The challenge to eat more local and seasonal food becomes a lot easier this month, as market stands and farm shops pile up their displays with the first of the summer produce. Broad beans, peas, tender new carrots, beetroot and young spinach are just a few of the highlights this month. There are also new potatoes (forget the Jersey Royals – a Fen-grown new potato easily beats them for fresh flavour, good value and low food miles any day) and of course, asparagus.

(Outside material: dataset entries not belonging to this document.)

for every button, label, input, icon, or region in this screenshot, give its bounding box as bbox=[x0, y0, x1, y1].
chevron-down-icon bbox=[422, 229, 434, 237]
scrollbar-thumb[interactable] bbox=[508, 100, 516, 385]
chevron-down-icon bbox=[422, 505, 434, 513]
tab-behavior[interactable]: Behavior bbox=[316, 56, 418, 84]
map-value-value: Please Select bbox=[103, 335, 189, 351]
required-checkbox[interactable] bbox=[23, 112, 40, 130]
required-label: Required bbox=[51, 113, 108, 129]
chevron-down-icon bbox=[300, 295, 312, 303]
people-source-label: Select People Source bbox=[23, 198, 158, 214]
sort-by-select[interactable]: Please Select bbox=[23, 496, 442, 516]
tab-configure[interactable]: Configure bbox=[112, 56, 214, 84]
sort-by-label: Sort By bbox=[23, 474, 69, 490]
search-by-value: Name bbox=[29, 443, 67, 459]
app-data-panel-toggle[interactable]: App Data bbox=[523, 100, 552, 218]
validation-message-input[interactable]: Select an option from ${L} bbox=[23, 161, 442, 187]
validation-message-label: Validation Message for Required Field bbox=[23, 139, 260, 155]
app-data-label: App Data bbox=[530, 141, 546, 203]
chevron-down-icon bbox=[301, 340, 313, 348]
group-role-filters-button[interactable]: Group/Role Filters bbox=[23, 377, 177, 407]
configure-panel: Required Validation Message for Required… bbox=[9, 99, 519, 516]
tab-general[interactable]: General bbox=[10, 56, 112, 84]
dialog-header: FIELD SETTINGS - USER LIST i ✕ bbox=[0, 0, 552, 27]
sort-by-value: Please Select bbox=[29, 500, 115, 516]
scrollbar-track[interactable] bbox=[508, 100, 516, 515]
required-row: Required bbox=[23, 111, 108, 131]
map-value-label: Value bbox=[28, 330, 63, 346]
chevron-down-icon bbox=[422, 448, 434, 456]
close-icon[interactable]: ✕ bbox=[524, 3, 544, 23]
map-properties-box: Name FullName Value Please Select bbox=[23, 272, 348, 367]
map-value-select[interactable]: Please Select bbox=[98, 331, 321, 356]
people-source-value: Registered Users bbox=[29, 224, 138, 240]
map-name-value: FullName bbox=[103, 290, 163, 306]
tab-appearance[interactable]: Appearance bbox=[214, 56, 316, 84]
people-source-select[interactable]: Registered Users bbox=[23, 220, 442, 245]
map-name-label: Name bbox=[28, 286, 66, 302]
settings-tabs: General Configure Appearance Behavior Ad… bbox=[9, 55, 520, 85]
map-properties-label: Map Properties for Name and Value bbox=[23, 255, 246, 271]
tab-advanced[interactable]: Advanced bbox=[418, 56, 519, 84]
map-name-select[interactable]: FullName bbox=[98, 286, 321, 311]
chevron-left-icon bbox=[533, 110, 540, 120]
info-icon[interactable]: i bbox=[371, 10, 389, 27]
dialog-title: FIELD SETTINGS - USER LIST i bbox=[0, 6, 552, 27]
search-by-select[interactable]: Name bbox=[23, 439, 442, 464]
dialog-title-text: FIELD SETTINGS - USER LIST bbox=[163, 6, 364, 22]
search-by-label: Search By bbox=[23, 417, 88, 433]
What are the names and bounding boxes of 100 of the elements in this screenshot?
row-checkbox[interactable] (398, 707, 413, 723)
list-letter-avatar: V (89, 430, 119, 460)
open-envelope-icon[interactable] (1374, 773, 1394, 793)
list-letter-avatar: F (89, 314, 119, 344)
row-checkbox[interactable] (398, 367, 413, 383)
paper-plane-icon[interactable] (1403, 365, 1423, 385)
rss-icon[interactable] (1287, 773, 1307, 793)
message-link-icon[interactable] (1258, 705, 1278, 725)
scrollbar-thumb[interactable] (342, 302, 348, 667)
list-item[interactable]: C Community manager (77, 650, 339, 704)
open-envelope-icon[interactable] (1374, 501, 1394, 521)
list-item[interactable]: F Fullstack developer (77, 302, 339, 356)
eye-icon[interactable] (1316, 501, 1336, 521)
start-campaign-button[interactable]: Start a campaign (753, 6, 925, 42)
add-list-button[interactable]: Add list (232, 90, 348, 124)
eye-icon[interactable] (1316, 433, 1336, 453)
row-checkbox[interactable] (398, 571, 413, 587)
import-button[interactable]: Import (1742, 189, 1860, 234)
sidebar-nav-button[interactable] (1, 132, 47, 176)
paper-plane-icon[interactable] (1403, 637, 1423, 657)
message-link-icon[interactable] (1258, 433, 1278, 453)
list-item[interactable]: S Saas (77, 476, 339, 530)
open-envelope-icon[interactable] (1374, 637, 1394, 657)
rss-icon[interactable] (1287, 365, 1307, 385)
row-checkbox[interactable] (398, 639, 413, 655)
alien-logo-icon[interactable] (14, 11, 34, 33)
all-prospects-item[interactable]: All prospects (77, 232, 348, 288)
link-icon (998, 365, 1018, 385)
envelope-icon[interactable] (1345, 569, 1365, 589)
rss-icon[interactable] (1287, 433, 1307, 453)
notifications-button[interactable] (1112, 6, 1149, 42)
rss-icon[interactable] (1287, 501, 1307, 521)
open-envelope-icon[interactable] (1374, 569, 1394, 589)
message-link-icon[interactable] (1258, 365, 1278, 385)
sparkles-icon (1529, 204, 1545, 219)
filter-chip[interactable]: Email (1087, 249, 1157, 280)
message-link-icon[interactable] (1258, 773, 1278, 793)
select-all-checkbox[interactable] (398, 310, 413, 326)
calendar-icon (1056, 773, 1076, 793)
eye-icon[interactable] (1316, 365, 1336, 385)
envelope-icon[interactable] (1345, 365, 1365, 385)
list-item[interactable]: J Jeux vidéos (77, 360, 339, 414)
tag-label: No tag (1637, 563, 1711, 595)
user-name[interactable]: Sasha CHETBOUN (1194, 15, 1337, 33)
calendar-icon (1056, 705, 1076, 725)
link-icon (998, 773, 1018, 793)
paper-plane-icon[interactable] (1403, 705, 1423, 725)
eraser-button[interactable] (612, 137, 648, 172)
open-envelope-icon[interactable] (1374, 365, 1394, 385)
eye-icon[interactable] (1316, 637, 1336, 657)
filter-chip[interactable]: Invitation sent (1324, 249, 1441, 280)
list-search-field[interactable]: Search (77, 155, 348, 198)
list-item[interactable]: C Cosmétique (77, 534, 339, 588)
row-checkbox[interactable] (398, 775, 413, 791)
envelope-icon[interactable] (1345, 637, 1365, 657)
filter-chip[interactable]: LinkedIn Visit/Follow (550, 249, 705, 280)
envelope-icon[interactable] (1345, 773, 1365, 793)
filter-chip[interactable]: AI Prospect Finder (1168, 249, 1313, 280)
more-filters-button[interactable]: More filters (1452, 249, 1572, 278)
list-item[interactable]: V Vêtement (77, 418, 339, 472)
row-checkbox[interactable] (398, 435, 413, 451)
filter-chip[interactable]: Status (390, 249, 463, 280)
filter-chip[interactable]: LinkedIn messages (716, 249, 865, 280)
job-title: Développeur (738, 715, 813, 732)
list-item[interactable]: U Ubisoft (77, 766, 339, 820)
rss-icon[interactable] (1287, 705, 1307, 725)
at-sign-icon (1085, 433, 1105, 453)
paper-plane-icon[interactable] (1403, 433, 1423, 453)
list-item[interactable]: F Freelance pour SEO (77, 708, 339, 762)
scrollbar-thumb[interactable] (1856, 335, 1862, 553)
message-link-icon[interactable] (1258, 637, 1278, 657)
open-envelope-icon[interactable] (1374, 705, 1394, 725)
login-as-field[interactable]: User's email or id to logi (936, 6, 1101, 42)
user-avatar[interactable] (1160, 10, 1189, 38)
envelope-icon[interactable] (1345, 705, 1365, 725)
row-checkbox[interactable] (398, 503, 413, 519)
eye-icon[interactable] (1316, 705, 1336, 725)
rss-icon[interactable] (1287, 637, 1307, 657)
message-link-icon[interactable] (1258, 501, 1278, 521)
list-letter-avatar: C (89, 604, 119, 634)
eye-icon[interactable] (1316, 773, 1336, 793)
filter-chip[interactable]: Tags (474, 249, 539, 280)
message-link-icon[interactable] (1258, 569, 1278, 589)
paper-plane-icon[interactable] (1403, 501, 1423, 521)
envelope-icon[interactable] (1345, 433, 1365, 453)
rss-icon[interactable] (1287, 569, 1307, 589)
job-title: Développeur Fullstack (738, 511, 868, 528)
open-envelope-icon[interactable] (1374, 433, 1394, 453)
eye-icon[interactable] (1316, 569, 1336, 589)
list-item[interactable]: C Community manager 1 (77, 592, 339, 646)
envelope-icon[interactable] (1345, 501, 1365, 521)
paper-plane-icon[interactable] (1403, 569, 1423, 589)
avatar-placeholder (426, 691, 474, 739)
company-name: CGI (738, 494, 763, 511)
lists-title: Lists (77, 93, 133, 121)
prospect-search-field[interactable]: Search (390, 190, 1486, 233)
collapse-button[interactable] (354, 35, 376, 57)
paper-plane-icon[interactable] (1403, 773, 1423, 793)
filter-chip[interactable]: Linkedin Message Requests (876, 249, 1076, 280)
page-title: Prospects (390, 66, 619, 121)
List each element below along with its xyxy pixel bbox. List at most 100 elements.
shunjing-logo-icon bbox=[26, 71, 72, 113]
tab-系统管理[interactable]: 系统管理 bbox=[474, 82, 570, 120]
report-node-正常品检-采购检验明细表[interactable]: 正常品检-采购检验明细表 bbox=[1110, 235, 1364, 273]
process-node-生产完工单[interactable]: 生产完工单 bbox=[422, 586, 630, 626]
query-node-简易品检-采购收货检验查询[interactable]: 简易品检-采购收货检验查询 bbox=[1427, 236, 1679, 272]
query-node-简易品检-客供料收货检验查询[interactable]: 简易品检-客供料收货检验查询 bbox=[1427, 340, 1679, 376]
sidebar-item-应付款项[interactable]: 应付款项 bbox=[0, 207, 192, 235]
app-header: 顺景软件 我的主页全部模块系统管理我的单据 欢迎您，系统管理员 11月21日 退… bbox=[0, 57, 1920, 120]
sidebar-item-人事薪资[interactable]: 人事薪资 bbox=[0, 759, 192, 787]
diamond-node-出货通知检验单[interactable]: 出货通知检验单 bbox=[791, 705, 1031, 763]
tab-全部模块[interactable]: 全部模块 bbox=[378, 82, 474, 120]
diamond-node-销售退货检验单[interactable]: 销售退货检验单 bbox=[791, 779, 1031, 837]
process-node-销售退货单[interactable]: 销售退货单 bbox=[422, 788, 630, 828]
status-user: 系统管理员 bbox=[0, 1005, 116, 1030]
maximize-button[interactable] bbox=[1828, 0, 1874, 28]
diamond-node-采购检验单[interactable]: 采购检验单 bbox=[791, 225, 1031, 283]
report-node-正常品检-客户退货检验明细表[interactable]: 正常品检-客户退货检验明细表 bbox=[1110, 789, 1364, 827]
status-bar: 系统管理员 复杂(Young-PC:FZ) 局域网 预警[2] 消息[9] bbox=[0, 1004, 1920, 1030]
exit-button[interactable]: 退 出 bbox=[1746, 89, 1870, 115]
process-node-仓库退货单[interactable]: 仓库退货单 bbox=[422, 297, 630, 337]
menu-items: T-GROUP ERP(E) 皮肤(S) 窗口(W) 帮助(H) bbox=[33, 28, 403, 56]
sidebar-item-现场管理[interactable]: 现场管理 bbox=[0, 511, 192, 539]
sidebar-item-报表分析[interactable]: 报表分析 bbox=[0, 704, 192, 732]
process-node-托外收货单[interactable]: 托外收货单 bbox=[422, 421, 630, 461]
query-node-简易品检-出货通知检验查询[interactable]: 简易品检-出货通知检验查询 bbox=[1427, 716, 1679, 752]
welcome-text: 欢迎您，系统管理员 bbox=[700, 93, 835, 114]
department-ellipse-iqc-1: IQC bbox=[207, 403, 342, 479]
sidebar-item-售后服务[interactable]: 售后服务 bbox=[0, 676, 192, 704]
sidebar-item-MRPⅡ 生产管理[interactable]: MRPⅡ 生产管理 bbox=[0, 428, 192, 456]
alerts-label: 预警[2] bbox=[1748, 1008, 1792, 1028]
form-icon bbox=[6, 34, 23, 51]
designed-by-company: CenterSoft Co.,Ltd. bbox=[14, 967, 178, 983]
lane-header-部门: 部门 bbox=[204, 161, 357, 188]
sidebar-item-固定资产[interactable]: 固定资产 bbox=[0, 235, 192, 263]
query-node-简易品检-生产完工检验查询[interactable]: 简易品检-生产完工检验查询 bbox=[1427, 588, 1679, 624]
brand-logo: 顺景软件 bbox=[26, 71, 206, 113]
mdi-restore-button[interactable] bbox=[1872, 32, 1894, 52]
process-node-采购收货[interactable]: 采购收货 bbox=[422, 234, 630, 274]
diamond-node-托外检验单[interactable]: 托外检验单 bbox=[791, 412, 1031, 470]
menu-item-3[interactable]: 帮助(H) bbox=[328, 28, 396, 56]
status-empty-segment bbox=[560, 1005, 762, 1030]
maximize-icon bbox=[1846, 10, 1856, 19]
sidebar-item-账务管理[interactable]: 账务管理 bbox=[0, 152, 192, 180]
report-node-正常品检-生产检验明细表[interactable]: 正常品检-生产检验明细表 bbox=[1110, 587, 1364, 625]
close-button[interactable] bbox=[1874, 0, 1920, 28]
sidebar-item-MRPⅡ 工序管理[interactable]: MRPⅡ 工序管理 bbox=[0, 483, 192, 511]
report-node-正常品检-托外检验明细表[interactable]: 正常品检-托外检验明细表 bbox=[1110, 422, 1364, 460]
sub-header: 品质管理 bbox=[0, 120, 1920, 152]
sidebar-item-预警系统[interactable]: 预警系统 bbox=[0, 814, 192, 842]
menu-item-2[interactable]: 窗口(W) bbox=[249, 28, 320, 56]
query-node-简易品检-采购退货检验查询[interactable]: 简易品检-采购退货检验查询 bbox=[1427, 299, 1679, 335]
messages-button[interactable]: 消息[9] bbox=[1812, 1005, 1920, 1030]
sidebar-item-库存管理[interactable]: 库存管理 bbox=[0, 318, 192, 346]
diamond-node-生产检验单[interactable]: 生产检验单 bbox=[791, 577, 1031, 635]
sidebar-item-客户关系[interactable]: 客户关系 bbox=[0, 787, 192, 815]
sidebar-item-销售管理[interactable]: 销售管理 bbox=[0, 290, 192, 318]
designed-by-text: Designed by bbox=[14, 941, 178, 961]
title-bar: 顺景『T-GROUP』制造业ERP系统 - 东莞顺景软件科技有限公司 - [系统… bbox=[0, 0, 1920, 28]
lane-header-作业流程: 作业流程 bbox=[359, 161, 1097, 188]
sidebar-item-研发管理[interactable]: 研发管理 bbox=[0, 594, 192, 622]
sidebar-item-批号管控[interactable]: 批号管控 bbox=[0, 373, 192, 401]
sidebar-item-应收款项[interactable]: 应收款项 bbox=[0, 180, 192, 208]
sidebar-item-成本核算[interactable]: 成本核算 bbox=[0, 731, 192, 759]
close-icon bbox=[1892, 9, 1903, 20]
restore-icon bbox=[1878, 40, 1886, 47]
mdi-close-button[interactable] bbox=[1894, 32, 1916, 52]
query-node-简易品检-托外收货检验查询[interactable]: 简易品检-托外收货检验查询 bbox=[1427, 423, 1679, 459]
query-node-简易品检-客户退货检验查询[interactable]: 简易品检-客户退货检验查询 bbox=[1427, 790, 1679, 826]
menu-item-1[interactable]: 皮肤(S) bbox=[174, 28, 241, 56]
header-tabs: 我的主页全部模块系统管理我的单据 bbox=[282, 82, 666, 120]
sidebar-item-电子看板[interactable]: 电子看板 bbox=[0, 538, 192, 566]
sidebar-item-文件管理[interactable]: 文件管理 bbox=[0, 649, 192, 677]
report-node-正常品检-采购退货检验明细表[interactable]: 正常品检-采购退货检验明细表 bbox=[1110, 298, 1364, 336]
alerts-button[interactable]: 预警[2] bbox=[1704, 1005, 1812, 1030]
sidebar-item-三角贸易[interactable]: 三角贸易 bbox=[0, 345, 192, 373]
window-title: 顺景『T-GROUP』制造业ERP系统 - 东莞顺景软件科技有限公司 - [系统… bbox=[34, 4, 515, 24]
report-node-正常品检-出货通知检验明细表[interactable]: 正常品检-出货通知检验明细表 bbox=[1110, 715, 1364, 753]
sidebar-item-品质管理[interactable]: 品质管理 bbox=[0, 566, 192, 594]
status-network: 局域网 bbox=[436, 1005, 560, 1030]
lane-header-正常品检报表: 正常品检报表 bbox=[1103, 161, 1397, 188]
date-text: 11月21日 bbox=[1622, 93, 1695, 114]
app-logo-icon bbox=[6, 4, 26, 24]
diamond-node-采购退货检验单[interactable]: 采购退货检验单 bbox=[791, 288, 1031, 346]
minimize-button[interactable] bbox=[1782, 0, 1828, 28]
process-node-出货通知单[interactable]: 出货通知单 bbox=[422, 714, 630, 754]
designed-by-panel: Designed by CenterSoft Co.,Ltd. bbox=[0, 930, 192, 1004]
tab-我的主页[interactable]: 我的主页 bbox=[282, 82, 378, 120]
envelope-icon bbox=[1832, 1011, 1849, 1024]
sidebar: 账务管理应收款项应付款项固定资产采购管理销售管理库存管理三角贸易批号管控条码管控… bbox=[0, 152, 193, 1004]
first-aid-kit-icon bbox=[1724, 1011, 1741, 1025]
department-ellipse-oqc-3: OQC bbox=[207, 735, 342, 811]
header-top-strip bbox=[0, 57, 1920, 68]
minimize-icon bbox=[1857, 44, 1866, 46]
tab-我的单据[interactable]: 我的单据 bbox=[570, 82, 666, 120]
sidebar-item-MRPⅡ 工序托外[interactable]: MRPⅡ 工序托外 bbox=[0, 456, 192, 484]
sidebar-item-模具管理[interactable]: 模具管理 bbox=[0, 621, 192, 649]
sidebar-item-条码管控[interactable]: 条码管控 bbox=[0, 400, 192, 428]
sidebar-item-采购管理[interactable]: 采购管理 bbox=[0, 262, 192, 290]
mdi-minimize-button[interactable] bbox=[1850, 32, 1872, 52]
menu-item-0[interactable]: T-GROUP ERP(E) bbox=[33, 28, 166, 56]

The wild food larder is similarly well stocked: baby leaves of fat hen, new season’s chickweed, and sow thistle seedlings make tasty vitamin and mineral-rich additions to the salad bowl. The elderflower season has started, recipes for elderflower cordial, champagne and fritters are everywhere it seems! Find out more at www.wildfoodie.com

This month’s recipe is a doddle to knock up quickly and serve with a plate of raw or lightly steamed seasonal vegetables:

Broad Bean Dip

Ingredients

500g broad beans, shelled
1 clove garlic, crushed
1/2 tsp ground cumin
pinch of paprika
75ml extra virgin olive oil
Sea salt
Pepper
Chopped spring onions

Instructions

Boil the broad beans in lightly salted water for a minute or two then drain, keeping the cooking water. Mash the beans in a blender with the rest of the ingredients and blend with a little of the cooking water until you have a smooth, thick purée. Taste and season. Garnish with a sprinkle of paprika and cumin. Drizzle with olive oil and sprinkle with finely chopped spring onions.